In my secular opinion, Mark has the best command of the facts and superior understanding of the technology. He’s also strong on civil liberties.
Mr Wallace, on the other hand, as Managing Director of the Australian Christian Lobby, presumably has Almighty God on his side.
Not really a fair contest, when you think about it.
I checked the ABC Radio National archives for some of Wallace’s past performances. He has been a busy Christian soldier over the years – and seems to specialize in unfair fights.
What’s more, like his role model Jesus Christ, Mr Wallace is not afraid to criticize mainstream religious leaders of his day when he feels they’re out of line:
Here’s a report from 2nd September 2003, when Mr Wallace supported (then Australian Foreign Minister) Alexander Downer’s attack on Australian religious leaders (emphasis added):
Last week, the Foreign Minister, Alexander Downer, gave church leaders a serve for straying too far into the political arena, and in particular, opposing the recent Iraq war.
Today, he received some backing from Brigadier Jim Wallace, the former SAS Commander who was a strong supporter of Australia’s involvement in the US-led invasion.
It’s interesting because Jim Wallace is also the head of the Australian Christian Lobby, a group that wants conservative Christian values to have more of an influence on politics in this country.
Peta Donald, with this report.
PETA DONALD: Jim Wallace is better known as the former SAS Commander, who was a nightly commentator as the US-led troops pushed towards Baghdad.
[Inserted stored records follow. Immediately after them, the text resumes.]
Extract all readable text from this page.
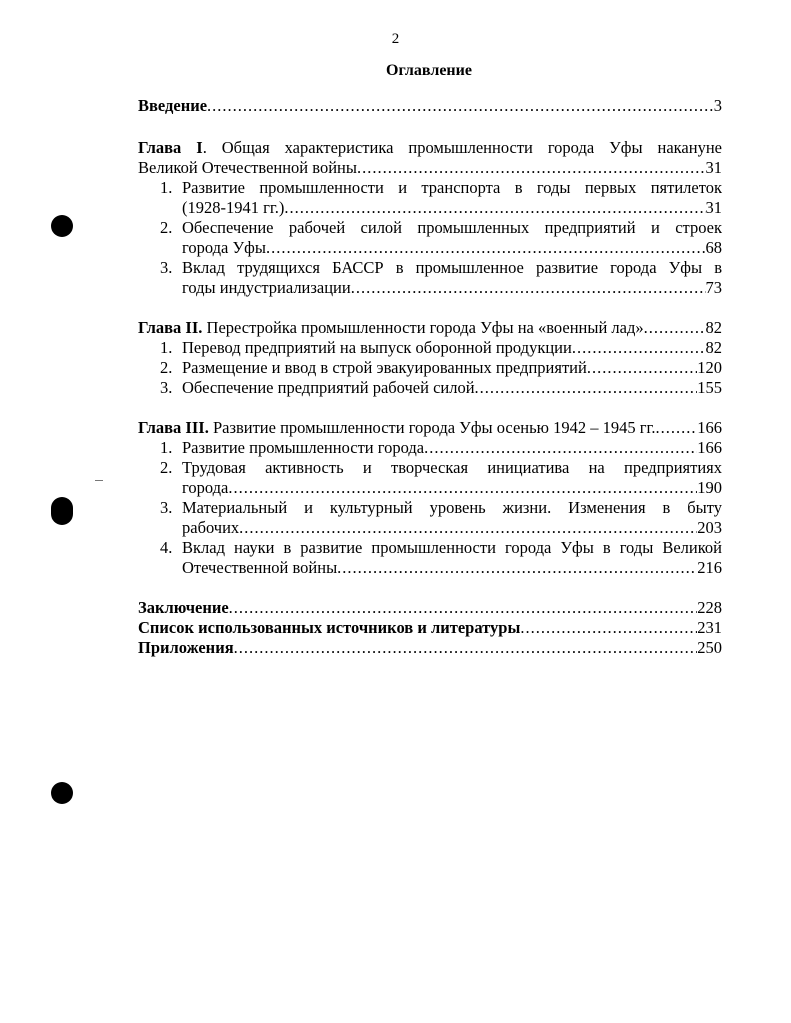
2
Оглавление
Введение .....	3
Глава I. Общая характеристика промышленности города Уфы накануне
Великой Отечественной войны .....	31
1. Развитие промышленности и транспорта в годы первых пятилеток
(1928-1941 гг.) .....	31
2. Обеспечение рабочей силой промышленных предприятий и строек
города Уфы .....	68
3. Вклад трудящихся БАССР в промышленное развитие города Уфы в
годы индустриализации .....	73
Глава II. Перестройка промышленности города Уфы на «военный лад» .....	82
1. Перевод предприятий на выпуск оборонной продукции .....	82
2. Размещение и ввод в строй эвакуированных предприятий .....	120
3. Обеспечение предприятий рабочей силой .....	155
Глава III. Развитие промышленности города Уфы осенью 1942 – 1945 гг. .....	166
1. Развитие промышленности города .....	166
2. Трудовая активность и творческая инициатива на предприятиях
города .....	190
3. Материальный и культурный уровень жизни. Изменения в быту
рабочих .....	203
4. Вклад науки в развитие промышленности города Уфы в годы Великой
Отечественной войны .....	216
Заключение .....	228
Список использованных источников и литературы .....	231
Приложения .....	250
It was as head of the Australian Christian Lobby that he spoke to the NSW Council of Churches about the need for traditional Christian values to be more prominent in political debate.
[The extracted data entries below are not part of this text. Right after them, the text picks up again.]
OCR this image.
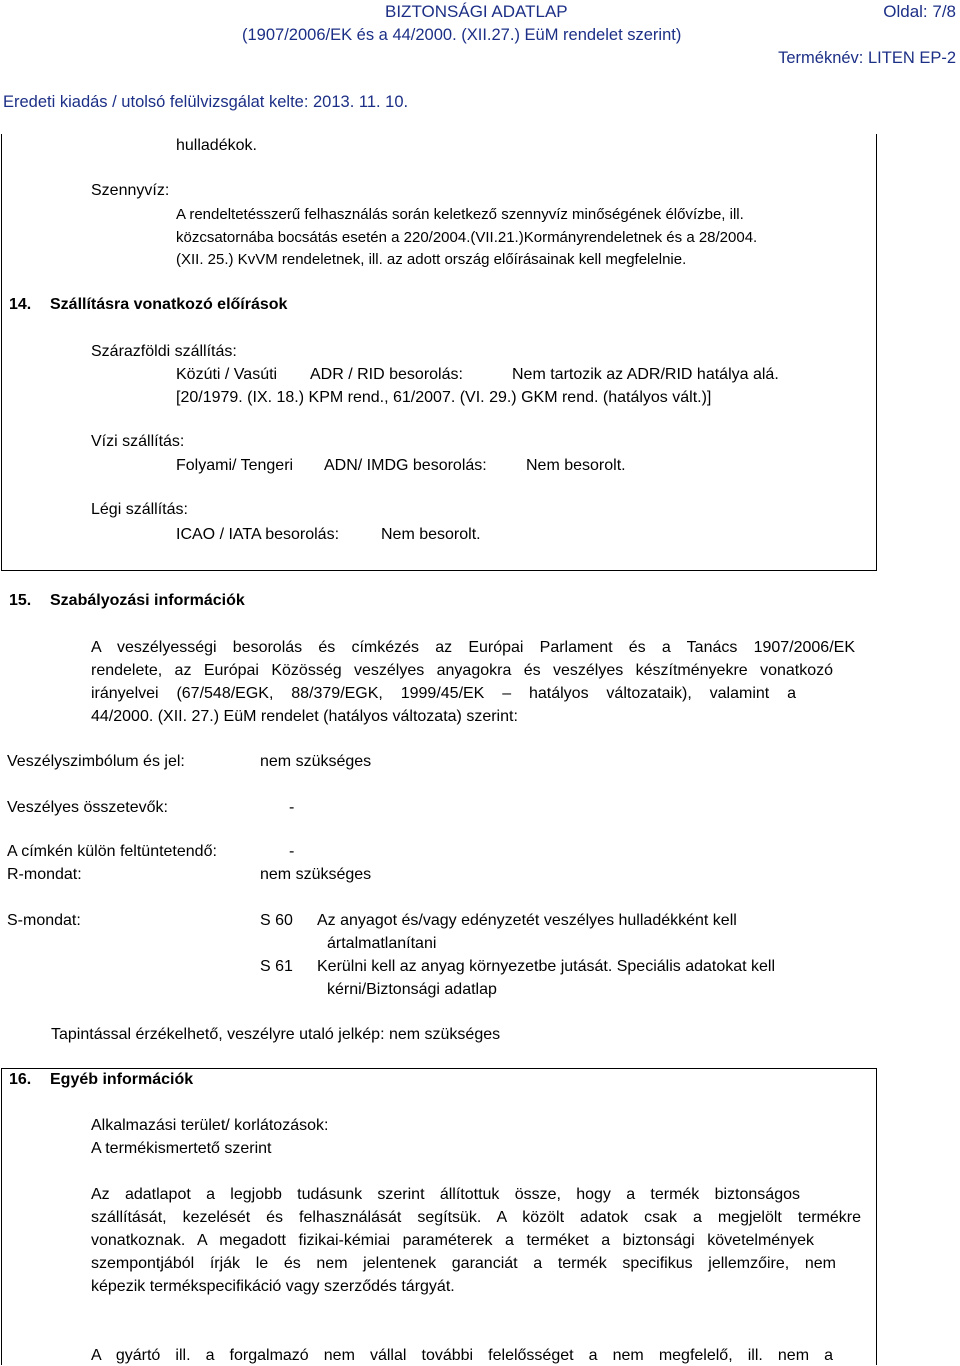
BIZTONSÁGI ADATLAP	Oldal: 7/8
(1907/2006/EK és a 44/2000. (XII.27.) EüM rendelet szerint)
Terméknév: LITEN EP-2
Eredeti kiadás / utolsó felülvizsgálat kelte: 2013. 11. 10.
hulladékok.
Szennyvíz:
A rendeltetésszerű felhasználás során keletkező szennyvíz minőségének élővízbe, ill.
közcsatornába bocsátás esetén a 220/2004.(VII.21.)Kormányrendeletnek és a 28/2004.
(XII. 25.) KvVM rendeletnek, ill. az adott ország előírásainak kell megfelelnie.
14. Szállításra vonatkozó előírások
Szárazföldi szállítás:
Közúti / Vasúti ADR / RID besorolás:	Nem tartozik az ADR/RID hatálya alá.
[20/1979. (IX. 18.) KPM rend., 61/2007. (VI. 29.) GKM rend. (hatályos vált.)]
Vízi szállítás:
Folyami/ Tengeri ADN/ IMDG besorolás: Nem besorolt.
Légi szállítás:
ICAO / IATA besorolás:	Nem besorolt.
15. Szabályozási információk
A veszélyességi besorolás és címkézés az Európai Parlament és a Tanács 1907/2006/EK
rendelete, az Európai Közösség veszélyes anyagokra és veszélyes készítményekre vonatkozó
irányelvei (67/548/EGK, 88/379/EGK, 1999/45/EK – hatályos változataik), valamint a
44/2000. (XII. 27.) EüM rendelet (hatályos változata) szerint:
Veszélyszimbólum és jel:	nem szükséges
Veszélyes összetevők:	-
A címkén külön feltüntetendő:	-
R-mondat:	nem szükséges
S-mondat:	S 60 Az anyagot és/vagy edényzetét veszélyes hulladékként kell
ártalmatlanítani
S 61 Kerülni kell az anyag környezetbe jutását. Speciális adatokat kell
kérni/Biztonsági adatlap
Tapintással érzékelhető, veszélyre utaló jelkép: nem szükséges
16. Egyéb információk
Alkalmazási terület/ korlátozások:
A termékismertető szerint
Az adatlapot a legjobb tudásunk szerint állítottuk össze, hogy a termék biztonságos
szállítását, kezelését és felhasználását segítsük. A közölt adatok csak a megjelölt termékre
vonatkoznak. A megadott fizikai-kémiai paraméterek a terméket a biztonsági követelmények
szempontjából írják le és nem jelentenek garanciát a termék specifikus jellemzőire, nem
képezik termékspecifikáció vagy szerződés tárgyát.
A gyártó ill. a forgalmazó nem vállal további felelősséget a nem megfelelő, ill. nem a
JIM WALLACE: You’ll excuse me as a soldier if I just say that, you know, I’ve studied tactics and strategy, and as a soldier I know that if you’re going to go into a fight you’ve got to take the high ground. You let someone else take the high ground then you get run around, you never win.
PETA DONALD: But Jim Wallace believes it was a mistake for church leaders to take the high moral ground and oppose the war in Iraq. He thinks Alexander Downer had a point when he attacked religious leaders last week.

Iraqi deaths due to war, as at late January 2009: does Jim pray for their souls?
PETA DONALD: Weren’t they though providing moral guidance on one of the great moral issues of our time?
JIM WALLACE: Well, I think Downer would probably say that they stepped beyond that. And I think that certainly to provide a moral viewpoint of it was quite right. I’ve got no problem with that. I would expect that to be done.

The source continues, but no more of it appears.